From: primarydat@aol.com [mailto:primarydat@aol.com]
Sent: Thursday, August 18, 2016 9:00 AM
Subject: Primary Research Group Inc. has published Higher Education Interlibrary Loan Management Benchmarks, 2016-17 Edition ISBN 978-157440-403-6

Primary Research Group Inc. has published Higher Education Interlibrary Loan Management Benchmarks, 2016-17 Edition ISBN 978-157440-403-6

The report gives detailed data from a survey of 31 higher education libraries about trends I their use of interlibrary loan, including but not limited to: growth in interlibrary loan services, mean turnaround time for various materials, use of technology, budgets, staffing, for fee revenues, shipping costs, impact of digital repositories, means of materials transfer, methods of promoting the ILL service and much more.  The report also covers materials contract provisions for ILL, use of eBooks in ILL, and other issues of interest to administrators of ILL programs in academic and research libraries.
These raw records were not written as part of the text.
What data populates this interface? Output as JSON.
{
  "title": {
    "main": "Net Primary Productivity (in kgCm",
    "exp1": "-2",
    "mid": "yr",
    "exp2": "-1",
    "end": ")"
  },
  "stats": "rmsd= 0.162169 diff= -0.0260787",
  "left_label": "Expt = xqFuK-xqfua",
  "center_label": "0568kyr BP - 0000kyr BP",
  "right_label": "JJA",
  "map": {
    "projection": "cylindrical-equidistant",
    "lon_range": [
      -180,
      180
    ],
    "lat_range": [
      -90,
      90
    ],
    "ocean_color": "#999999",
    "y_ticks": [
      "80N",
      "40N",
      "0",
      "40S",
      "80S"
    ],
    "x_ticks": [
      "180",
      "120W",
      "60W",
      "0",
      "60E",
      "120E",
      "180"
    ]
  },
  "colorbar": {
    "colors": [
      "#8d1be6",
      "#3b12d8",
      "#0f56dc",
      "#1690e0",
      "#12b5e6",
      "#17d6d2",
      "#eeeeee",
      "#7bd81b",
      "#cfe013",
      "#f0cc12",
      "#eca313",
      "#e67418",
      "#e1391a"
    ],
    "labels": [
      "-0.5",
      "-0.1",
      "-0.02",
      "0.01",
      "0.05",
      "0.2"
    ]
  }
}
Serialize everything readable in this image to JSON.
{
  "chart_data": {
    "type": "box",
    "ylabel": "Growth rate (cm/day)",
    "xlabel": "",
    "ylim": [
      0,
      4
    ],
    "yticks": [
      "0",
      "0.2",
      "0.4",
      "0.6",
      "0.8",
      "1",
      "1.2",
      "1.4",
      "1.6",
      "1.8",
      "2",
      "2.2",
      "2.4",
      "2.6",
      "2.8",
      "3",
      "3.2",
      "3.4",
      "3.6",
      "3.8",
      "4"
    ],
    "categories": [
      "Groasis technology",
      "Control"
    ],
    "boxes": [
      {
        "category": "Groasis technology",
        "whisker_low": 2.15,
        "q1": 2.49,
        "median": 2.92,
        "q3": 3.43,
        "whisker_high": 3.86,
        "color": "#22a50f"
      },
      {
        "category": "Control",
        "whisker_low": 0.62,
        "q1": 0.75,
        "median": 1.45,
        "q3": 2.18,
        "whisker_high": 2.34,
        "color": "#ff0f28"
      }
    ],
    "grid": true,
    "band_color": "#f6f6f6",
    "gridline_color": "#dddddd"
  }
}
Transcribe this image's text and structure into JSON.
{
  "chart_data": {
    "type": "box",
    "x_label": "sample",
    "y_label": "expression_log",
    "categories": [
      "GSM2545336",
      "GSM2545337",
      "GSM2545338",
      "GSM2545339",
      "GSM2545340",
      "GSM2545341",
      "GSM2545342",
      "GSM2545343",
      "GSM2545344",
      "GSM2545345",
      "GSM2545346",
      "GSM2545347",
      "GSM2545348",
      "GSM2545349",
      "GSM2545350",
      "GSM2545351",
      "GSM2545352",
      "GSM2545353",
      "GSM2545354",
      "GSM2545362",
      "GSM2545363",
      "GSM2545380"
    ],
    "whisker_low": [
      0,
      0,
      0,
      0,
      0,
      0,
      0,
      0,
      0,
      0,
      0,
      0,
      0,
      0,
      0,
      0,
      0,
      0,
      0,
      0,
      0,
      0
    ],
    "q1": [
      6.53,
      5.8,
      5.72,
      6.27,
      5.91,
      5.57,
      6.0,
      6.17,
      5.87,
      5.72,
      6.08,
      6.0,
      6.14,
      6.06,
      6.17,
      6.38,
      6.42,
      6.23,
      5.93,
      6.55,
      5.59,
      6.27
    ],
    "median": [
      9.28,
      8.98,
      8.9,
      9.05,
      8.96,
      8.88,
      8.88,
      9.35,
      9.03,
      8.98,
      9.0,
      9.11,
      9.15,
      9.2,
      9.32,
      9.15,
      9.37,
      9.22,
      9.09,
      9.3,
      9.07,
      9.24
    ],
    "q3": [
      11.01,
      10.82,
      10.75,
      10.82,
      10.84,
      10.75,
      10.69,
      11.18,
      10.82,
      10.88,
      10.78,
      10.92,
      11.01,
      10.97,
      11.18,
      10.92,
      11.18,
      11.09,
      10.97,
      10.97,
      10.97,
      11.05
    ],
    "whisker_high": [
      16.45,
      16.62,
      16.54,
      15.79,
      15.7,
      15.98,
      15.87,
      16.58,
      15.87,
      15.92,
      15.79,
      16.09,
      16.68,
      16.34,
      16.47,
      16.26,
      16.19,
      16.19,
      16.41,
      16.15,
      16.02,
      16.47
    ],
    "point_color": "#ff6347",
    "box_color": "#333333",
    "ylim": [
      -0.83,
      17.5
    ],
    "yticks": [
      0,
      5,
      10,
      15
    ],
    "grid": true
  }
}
Just a few of the findings from this 145+ page report include:

•    Thirty-two per cent of libraries sampled had performed a user survey of their ILL services in the past four years.
•    The mean turnaround time for article provision requests was 1.79 days for research universities in the sample.
•    The mean turnaround time for video lending requests was 4.18 days.
•    Twenty-three per cent of libraries assigned ILL to the circulation department. This was most common at four-year colleges and MA/PhD granting colleges.
•    Articles from institutional digital repositories accounted for 5.69% of the articles provided through interlibrary loan.
•    Libraries reported that a mean of 2.45 course pages contained links to ILL services. The maximum was 25% and the minimum was zero.
•    In 2014-15 the percentage of ILL requests for books fulfilled through eBooks was 3.25% with a range of 1% to 5% for those libraries that tracked this data.   This rose to 4.5% in 2015-16 and is expected to rise to 5.43% in 2016-17.